A whole four months had passed since Chres and I had split and I was about to be 17 in like two days. My parents moved back in together, but I moved in with Saige. We shared a loft and she was actually really neat and super fun to be around. Me, her, and Tasia were the best of friends. I still talked to the boys of Mindless Behavior quite often, kinda like when we had just met. All of us were friends. But things were different with him. We didn’t talk to each other a lot, but when we did, there was an obvious tension between us. Not the bad kind, but the awkward kind. There was no way I could deny I was still extremely attracted to him, but I was too nervous to even think about approaching him that way.

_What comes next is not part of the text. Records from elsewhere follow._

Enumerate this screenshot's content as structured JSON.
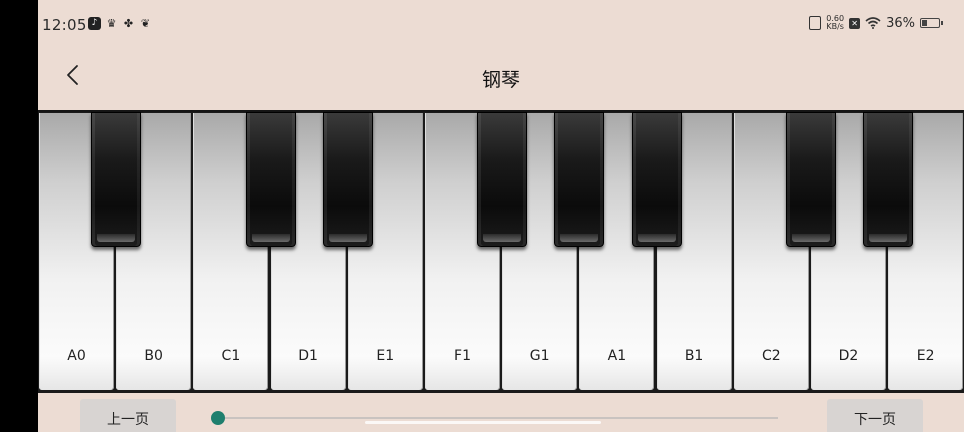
{
  "status_bar": {
    "time": "12:05",
    "left_icons": [
      "tiktok-icon",
      "crown-icon",
      "fan-icon",
      "leaf-icon"
    ],
    "net_speed_value": "0.60",
    "net_speed_unit": "KB/s",
    "battery_text": "36%",
    "battery_level": 0.36
  },
  "header": {
    "title": "钢琴"
  },
  "keyboard": {
    "white_keys": [
      {
        "label": "A0"
      },
      {
        "label": "B0"
      },
      {
        "label": "C1"
      },
      {
        "label": "D1"
      },
      {
        "label": "E1"
      },
      {
        "label": "F1"
      },
      {
        "label": "G1"
      },
      {
        "label": "A1"
      },
      {
        "label": "B1"
      },
      {
        "label": "C2"
      },
      {
        "label": "D2"
      },
      {
        "label": "E2"
      }
    ],
    "black_key_after_white_index": [
      0,
      2,
      3,
      5,
      6,
      7,
      9,
      10
    ]
  },
  "controls": {
    "prev_label": "上一页",
    "next_label": "下一页",
    "slider_value": 0.0
  },
  "colors": {
    "background": "#ecdcd3",
    "accent": "#1e7f6e"
  }
}
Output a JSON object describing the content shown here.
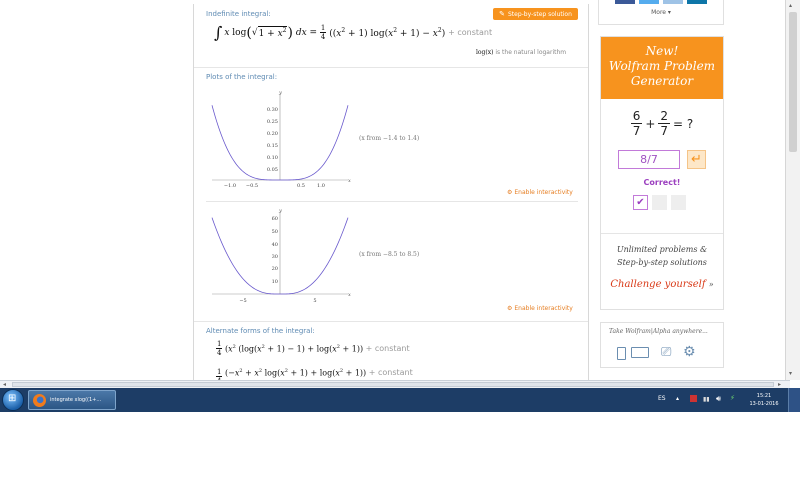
{
  "indefinite": {
    "title": "Indefinite integral:",
    "step_button": "Step-by-step solution",
    "constant": "+ constant",
    "log_note_var": "log(x)",
    "log_note_rest": " is the natural logarithm"
  },
  "plots": {
    "title": "Plots of the integral:",
    "plot1": {
      "y_ticks": [
        "0.30",
        "0.25",
        "0.20",
        "0.15",
        "0.10",
        "0.05"
      ],
      "x_ticks": [
        "−1.0",
        "−0.5",
        "0.5",
        "1.0"
      ],
      "range_note": "(x from −1.4 to 1.4)"
    },
    "plot2": {
      "y_ticks": [
        "60",
        "50",
        "40",
        "30",
        "20",
        "10"
      ],
      "x_ticks": [
        "−5",
        "5"
      ],
      "range_note": "(x from −8.5 to 8.5)"
    },
    "axis_y": "y",
    "axis_x": "x",
    "interactivity": "Enable interactivity"
  },
  "alternate": {
    "title": "Alternate forms of the integral:",
    "constant": "+ constant"
  },
  "sidebar": {
    "more": "More",
    "promo_title": [
      "New!",
      "Wolfram Problem",
      "Generator"
    ],
    "problem": {
      "a_num": "6",
      "a_den": "7",
      "b_num": "2",
      "b_den": "7",
      "eq": "= ?"
    },
    "answer": "8/7",
    "correct": "Correct!",
    "unlimited": [
      "Unlimited problems &",
      "Step-by-step solutions"
    ],
    "challenge": "Challenge yourself",
    "take_anywhere": "Take Wolfram|Alpha anywhere..."
  },
  "taskbar": {
    "task_label": "integrate xlog((1+...",
    "lang": "ES",
    "time": "15:21",
    "date": "13-01-2016"
  },
  "colors": {
    "accent": "#f7931e",
    "pod_title": "#5f8bb3",
    "curve": "#6a5acd",
    "taskbar": "#1d3d66"
  }
}
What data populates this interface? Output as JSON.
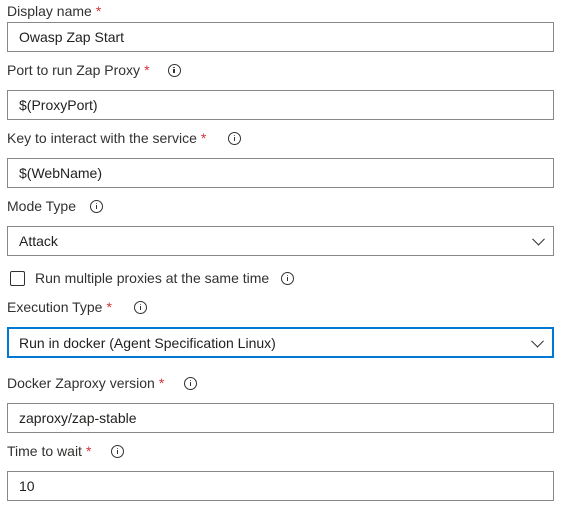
{
  "fields": {
    "display_name": {
      "label": "Display name",
      "required_mark": "*",
      "value": "Owasp Zap Start"
    },
    "zap_port": {
      "label": "Port to run Zap Proxy",
      "required_mark": "*",
      "value": "$(ProxyPort)",
      "icon": "info-icon"
    },
    "service_key": {
      "label": "Key to interact with the service",
      "required_mark": "*",
      "value": "$(WebName)",
      "icon": "info-icon"
    },
    "mode_type": {
      "label": "Mode Type",
      "value": "Attack",
      "icon": "info-icon"
    },
    "multiple_proxies": {
      "label": "Run multiple proxies at the same time",
      "checked": false,
      "icon": "info-icon"
    },
    "execution_type": {
      "label": "Execution Type",
      "required_mark": "*",
      "value": "Run in docker (Agent Specification Linux)",
      "icon": "info-icon"
    },
    "docker_version": {
      "label": "Docker Zaproxy version",
      "required_mark": "*",
      "value": "zaproxy/zap-stable",
      "icon": "info-icon"
    },
    "time_to_wait": {
      "label": "Time to wait",
      "required_mark": "*",
      "value": "10",
      "icon": "info-icon"
    }
  },
  "colors": {
    "required": "#d13438",
    "focus_border": "#0078d4",
    "field_border": "#8a8886"
  }
}
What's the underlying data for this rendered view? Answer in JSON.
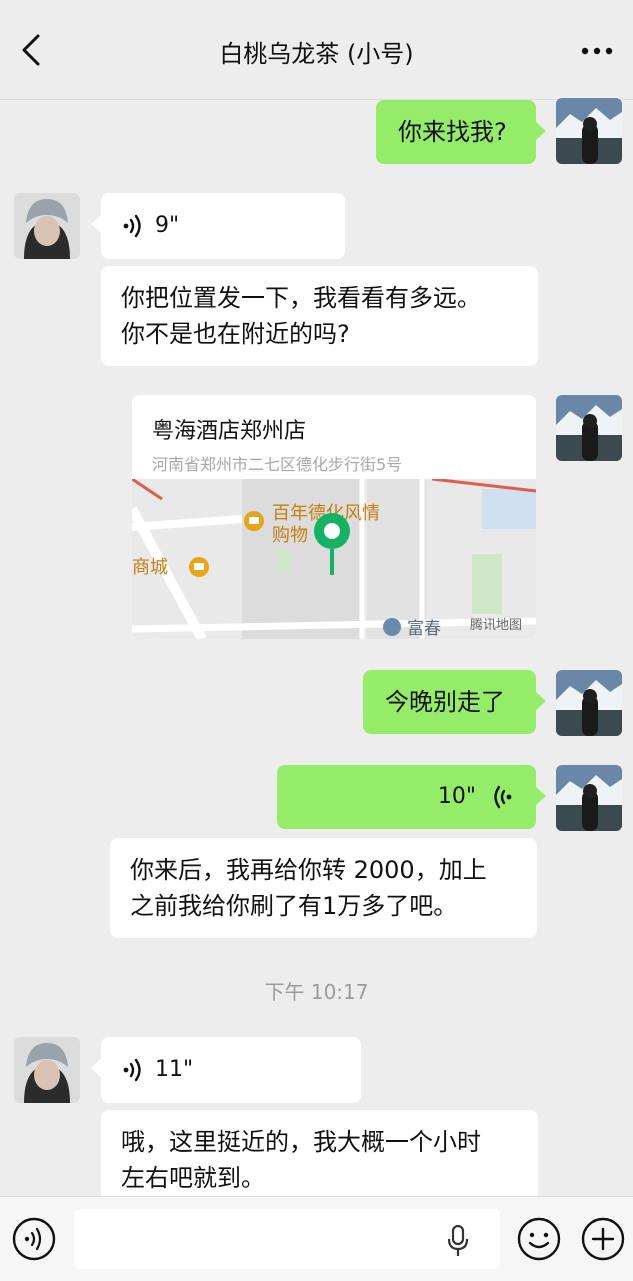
{
  "header": {
    "title": "白桃乌龙茶 (小号)",
    "back_icon": "chevron-left-icon",
    "more_icon": "ellipsis-icon"
  },
  "messages": [
    {
      "from": "me",
      "type": "text",
      "text": "你来找我?"
    },
    {
      "from": "other",
      "type": "voice",
      "duration": "9\""
    },
    {
      "from": "other",
      "type": "text",
      "lines": [
        "你把位置发一下，我看看有多远。",
        "你不是也在附近的吗?"
      ]
    },
    {
      "from": "me",
      "type": "location",
      "name": "粤海酒店郑州店",
      "address": "河南省郑州市二七区德化步行街5号",
      "map_labels": {
        "poi": [
          "百年德化风情",
          "购物"
        ],
        "mall": "商城",
        "building": "富春",
        "provider": "腾讯地图"
      }
    },
    {
      "from": "me",
      "type": "text",
      "text": "今晚别走了"
    },
    {
      "from": "me",
      "type": "voice",
      "duration": "10\""
    },
    {
      "from": "other",
      "type": "text",
      "lines": [
        "你来后，我再给你转 2000，加上",
        "之前我给你刷了有1万多了吧。"
      ]
    },
    {
      "from": "other",
      "type": "voice",
      "duration": "11\""
    },
    {
      "from": "other",
      "type": "text",
      "lines": [
        "哦，这里挺近的，我大概一个小时",
        "左右吧就到。"
      ]
    }
  ],
  "timestamp": "下午 10:17",
  "bottom_bar": {
    "icons": [
      "voice-toggle-icon",
      "microphone-icon",
      "emoji-icon",
      "plus-icon"
    ],
    "input_value": ""
  },
  "colors": {
    "background": "#ededed",
    "my_bubble": "#95ec69",
    "other_bubble": "#ffffff",
    "map_pin": "#15b266",
    "poi": "#e8a317"
  }
}
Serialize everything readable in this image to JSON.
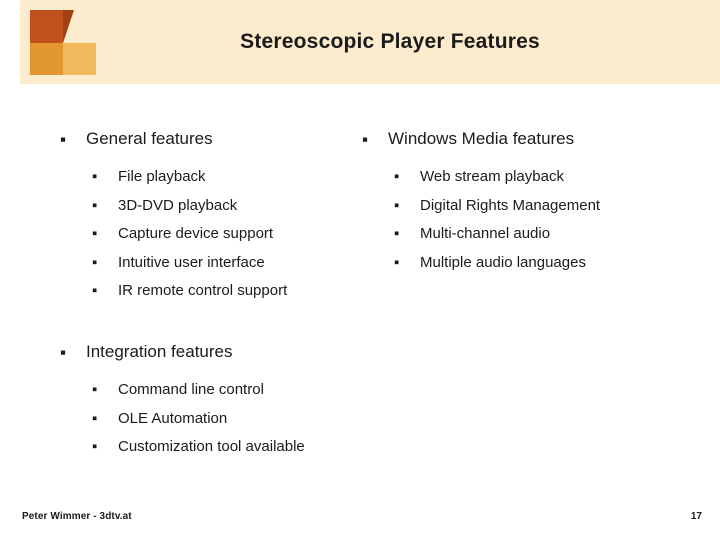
{
  "slide": {
    "title": "Stereoscopic Player Features",
    "sections": [
      {
        "heading": "General features",
        "items": [
          "File playback",
          "3D-DVD playback",
          "Capture device support",
          "Intuitive user interface",
          "IR remote control support"
        ]
      },
      {
        "heading": "Windows Media features",
        "items": [
          "Web stream playback",
          "Digital Rights Management",
          "Multi-channel audio",
          "Multiple audio languages"
        ]
      },
      {
        "heading": "Integration features",
        "items": [
          "Command line control",
          "OLE Automation",
          "Customization tool available"
        ]
      }
    ],
    "bullet_glyph": "▪",
    "footer": {
      "author": "Peter Wimmer - 3dtv.at",
      "page_number": "17"
    },
    "colors": {
      "header_band": "#fdebcd",
      "cube_dark": "#c0501d",
      "cube_mid": "#e2962f",
      "cube_light": "#f2b95c",
      "text": "#1b1b1b"
    }
  }
}
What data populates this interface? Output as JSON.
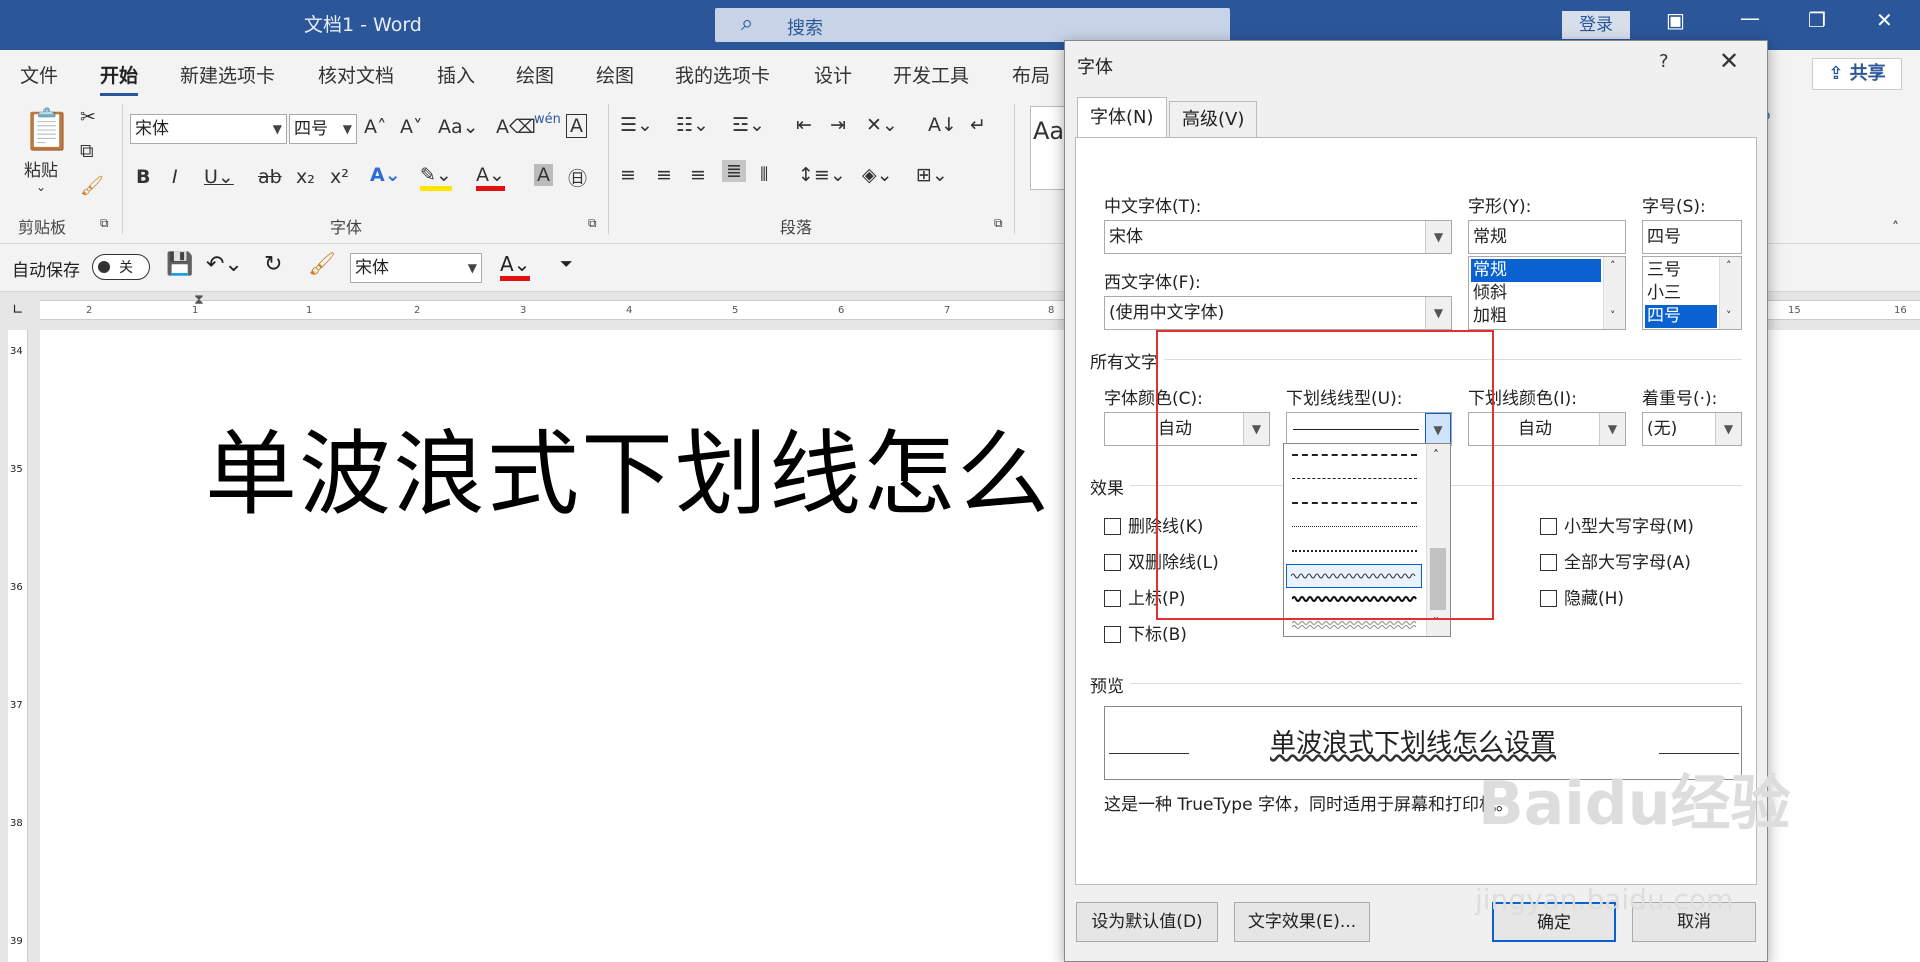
{
  "window": {
    "title": "文档1  -  Word",
    "search_placeholder": "搜索",
    "login": "登录",
    "share": "共享"
  },
  "tabs": [
    "文件",
    "开始",
    "新建选项卡",
    "核对文档",
    "插入",
    "绘图",
    "绘图",
    "我的选项卡",
    "设计",
    "开发工具",
    "布局"
  ],
  "ribbon": {
    "groups": {
      "clipboard": "剪贴板",
      "font": "字体",
      "paragraph": "段落"
    },
    "paste_label": "粘贴",
    "font_name": "宋体",
    "font_size": "四号",
    "style_preview": "Aa"
  },
  "qat": {
    "autosave_label": "自动保存",
    "autosave_state": "关",
    "font_name": "宋体"
  },
  "ruler_numbers": [
    "2",
    "1",
    "",
    "1",
    "2",
    "3",
    "4",
    "5",
    "6",
    "7",
    "8"
  ],
  "ruler_right_numbers": [
    "15",
    "16"
  ],
  "vruler_numbers": [
    "34",
    "35",
    "36",
    "37",
    "38",
    "39"
  ],
  "document": {
    "text": "单波浪式下划线怎么"
  },
  "dialog": {
    "title": "字体",
    "help": "?",
    "tabs": [
      "字体(N)",
      "高级(V)"
    ],
    "chinese_font_label": "中文字体(T):",
    "chinese_font_value": "宋体",
    "western_font_label": "西文字体(F):",
    "western_font_value": "(使用中文字体)",
    "style_label": "字形(Y):",
    "style_value": "常规",
    "style_options": [
      "常规",
      "倾斜",
      "加粗"
    ],
    "size_label": "字号(S):",
    "size_value": "四号",
    "size_options": [
      "三号",
      "小三",
      "四号"
    ],
    "all_text_section": "所有文字",
    "font_color_label": "字体颜色(C):",
    "font_color_value": "自动",
    "underline_style_label": "下划线线型(U):",
    "underline_color_label": "下划线颜色(I):",
    "underline_color_value": "自动",
    "emphasis_label": "着重号(·):",
    "emphasis_value": "(无)",
    "effects_section": "效果",
    "effects_left": [
      "删除线(K)",
      "双删除线(L)",
      "上标(P)",
      "下标(B)"
    ],
    "effects_right": [
      "小型大写字母(M)",
      "全部大写字母(A)",
      "隐藏(H)"
    ],
    "preview_section": "预览",
    "preview_text": "单波浪式下划线怎么设置",
    "truetype_note": "这是一种 TrueType 字体，同时适用于屏幕和打印机。",
    "btn_default": "设为默认值(D)",
    "btn_effects": "文字效果(E)...",
    "btn_ok": "确定",
    "btn_cancel": "取消"
  },
  "watermark": {
    "logo": "Baidu经验",
    "url": "jingyan.baidu.com"
  }
}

Every now and then, he would do something that made me smile and think of old times, but I’d usually go home and cry afterwards. Yeah, I was kinda a mess. I remember the first couple of weeks after we broke up, I cried about every thing that reminded me of him. Once I was eating yogurt and I just bursted into tears because it reminded me of the day we first kissed. It’s kind of embarrassing actually... Anyway, I ended up having resentment towards myself, thinking I probably made a dumb ass decision. To this day I still don’t know if it was the right thing to do. 

Now, with the whole “I’m becoming independent” situation, I changed my whole demeanor. I started talking to Marcus again and I ate dinner at his house every other weekend. I tried to find some hobbies I enjoyed too. Singing was an absolute no, and so was dancing. I also sucked at drawing. However, I had a newfound love in figuring out ways to get curls without putting heat in my hair and I loved having a weekly Youtube video, ranting or talking about the most highly suggested topic. Of course, fashion was a yes because I kinda had no choice; I was a model for a living. Low key, I’m a nerd cause I loved Sudoku and reading, but not a lot of people knew about that. Since I wasn’t living with my mom, I didn’t wear makeup a lot and my hair was dyed in an ombre style. The color started as a dark brown and faded into a deep honey color. I loved it! I still ate as if I was a 400 pound man, but I had a weekly workout routine so I could stay fit. I guess you could say I began to love my job as a model. 

“Ava! Let’s go, we’re gonna be late!” Saige called for me. We had a photo shoot that morning. 

“Coming!” I yelled, slipping my feet into my comfy moccasins. I ran out of my room and towards the door where Saige was tapping her foot impatiently.